Friday, June 16, 2017

Book #60: The Me, Me, Me Epidemic by Amy McCready

I bought this book around my birthday last year because I am of course interested in the idea of raising independent kids. I loathe the image of helicopter parenting and try really hard to examine my parenting style to make sure I don't do that (although it's hard not to helicopter when your kids are toddlers). This book goes through all sorts of different tactics you can use to help your children not become entitled or assuming that they should be handed things without doing any work, or praised for everything they do. It talked about having them do chores, experience consequences, having reasonable expectations for them, and dealing with allowance and teaching them life skills. All in all, it really is a good book with great resources. I did kind of feel like a lot of the things she talked about were a big DUH, like "You don't have to give in to your toddler or teenager when they're throwing a fit about something they want" and "Don't rescue them when they make stupid mistakes." I mean, they seem obvious to me now, but I am SURE that once my kids get older and head off to school and have a lot more opportunities for making mistakes it will be harder for me to remember those principles. I WANT to do that though. And I do think the techniques that McCready writes about in these chapters will be useful. I feel like I do already use a lot of them either from common sense or from already knowing about them--when you live in a big family environment and have the big family mindset, you automatically don't cater to kids as much as some other people might, I guess.
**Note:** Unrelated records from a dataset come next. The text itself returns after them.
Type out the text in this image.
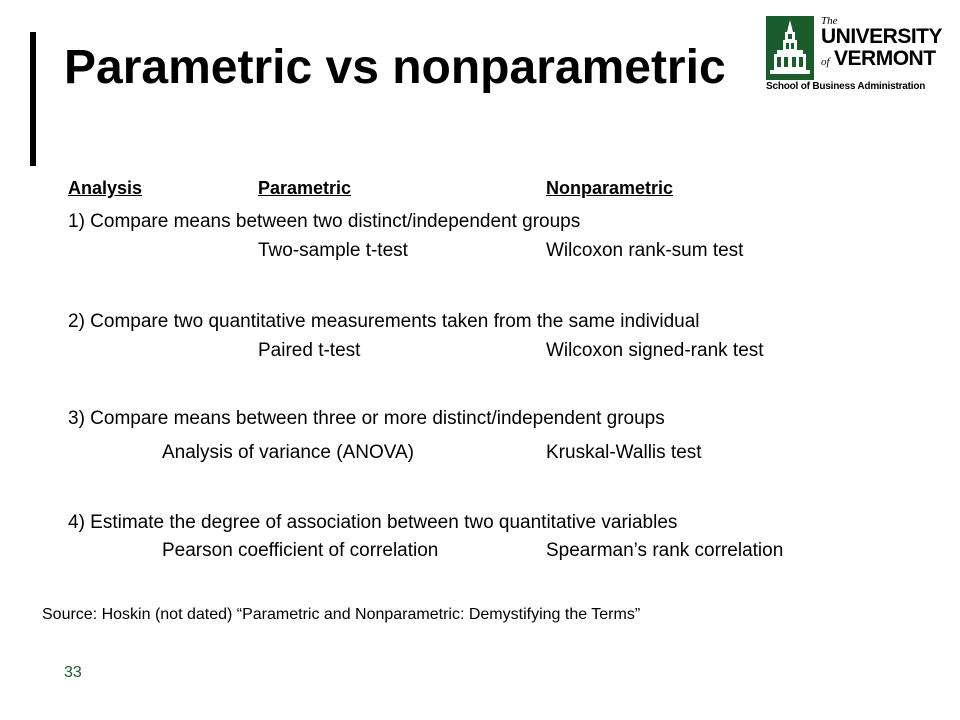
Parametric vs nonparametric
The
UNIVERSITY
of VERMONT
School of Business Administration
Analysis	Parametric	Nonparametric
1) Compare means between two distinct/independent groups
Two-sample t-test	Wilcoxon rank-sum test
2) Compare two quantitative measurements taken from the same individual
Paired t-test	Wilcoxon signed-rank test
3) Compare means between three or more distinct/independent groups
Analysis of variance (ANOVA)	Kruskal-Wallis test
4) Estimate the degree of association between two quantitative variables
Pearson coefficient of correlation	Spearman’s rank correlation
Source: Hoskin (not dated) “Parametric and Nonparametric: Demystifying the Terms”
33
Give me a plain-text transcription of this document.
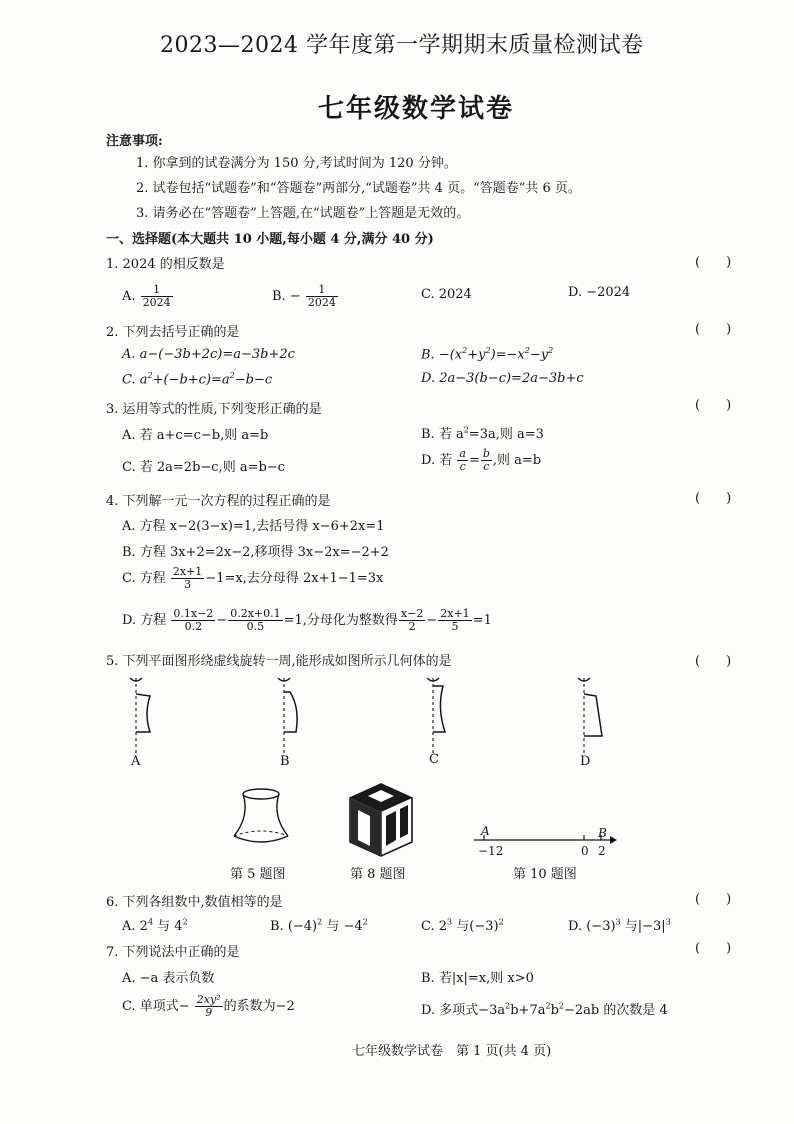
2023—2024 学年度第一学期期末质量检测试卷
七年级数学试卷
注意事项:
1. 你拿到的试卷满分为 150 分,考试时间为 120 分钟。
2. 试卷包括“试题卷”和“答题卷”两部分,“试题卷”共 4 页。“答题卷”共 6 页。
3. 请务必在“答题卷”上答题,在“试题卷”上答题是无效的。
一、选择题(本大题共 10 小题,每小题 4 分,满分 40 分)
1. 2024 的相反数是	(　　)
A. $\frac{1}{2024}$	B. − $\frac{1}{2024}$	C. 2024	D. −2024
2. 下列去括号正确的是	(　　)
A. a−(−3b+2c)=a−3b+2c	B. $-(x^2+y^2)=-x^2-y^2$
C. $a^2+(-b+c)=a^2-b-c$	D. 2a−3(b−c)=2a−3b+c
3. 运用等式的性质,下列变形正确的是	(　　)
A. 若 a+c=c−b,则 a=b	B. 若 $a^2=3a$,则 a=3
C. 若 2a=2b−c,则 a=b−c	D. 若 $\frac{a}{c} = \frac{b}{c}$ ,则 a=b
4. 下列解一元一次方程的过程正确的是	(　　)
A. 方程 x−2(3−x)=1,去括号得 x−6+2x=1
B. 方程 3x+2=2x−2,移项得 3x−2x=−2+2
C. 方程 $\frac{2x+1}{3} -1=x$,去分母得 2x+1−1=3x
D. 方程 $\frac{0.1x-2}{0.2} - \frac{0.2x+0.1}{0.5} =1$,分母化为整数得 $\frac{x-2}{2} - \frac{2x+1}{5} =1$
5. 下列平面图形绕虚线旋转一周,能形成如图所示几何体的是	(　　)
A	B	C	D
第 5 题图	第 8 题图
A	B
−12	0 2
第 10 题图
6. 下列各组数中,数值相等的是	(　　)
A. $2^4$ 与 $4^2$	B. $(-4)^2$ 与 $-4^2$	C. $2^3$ 与$(-3)^2$	D. $(-3)^3$ 与$|-3|^3$
7. 下列说法中正确的是	(　　)
A. −a 表示负数	B. 若|x|=x,则 x>0
C. 单项式− $\frac{\text{2xy²}}{9}$ 的系数为−2	D. 多项式$-3a^2b+7a^2b^2-2ab$ 的次数是 4
七年级数学试卷　第 1 页(共 4 页)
Several of the things that stood out to me in the book as useful:
-a list of tasks and jobs that kids should be allowed to learn and work on at different ages
-how to set up appropriate consequences for actions (whether natural consequences or ones that you develop)
-the whole chapter on allowance seemed awesome and I am going to have Tommy read it because we have been debating about what to do for Dane with allowance lately
-teaching kids how to hold conversations and be respectful of others while talking to them

The thing that struck me a lot as I was reading it is that I was and am very entitled. My parents were great at having us work and not giving us everything but I DEFINITELY was pretty entitled and had the idea that everything should work out. I had a lot of shockers when I was in college (like oh yeah, I don't know how to do a lot of things, and I'm not great at managing money, etc.), so it shows that nothing will teach you like experience. No matter how well you do, kids will probably have a lot of things to still work out once they leave home. So that's a good thing to keep in mind--nobody is going to be a fully functioning adult the minute they leave for college. But it's definitely better to get them on the right track using these sorts of tactics.

I didn't LOVE this book because so much of it seemed a little too obvious to me, but I do think it is one I should re-visit every few years to get these specific ideas. I'm glad I bought it and we will have a copy of it.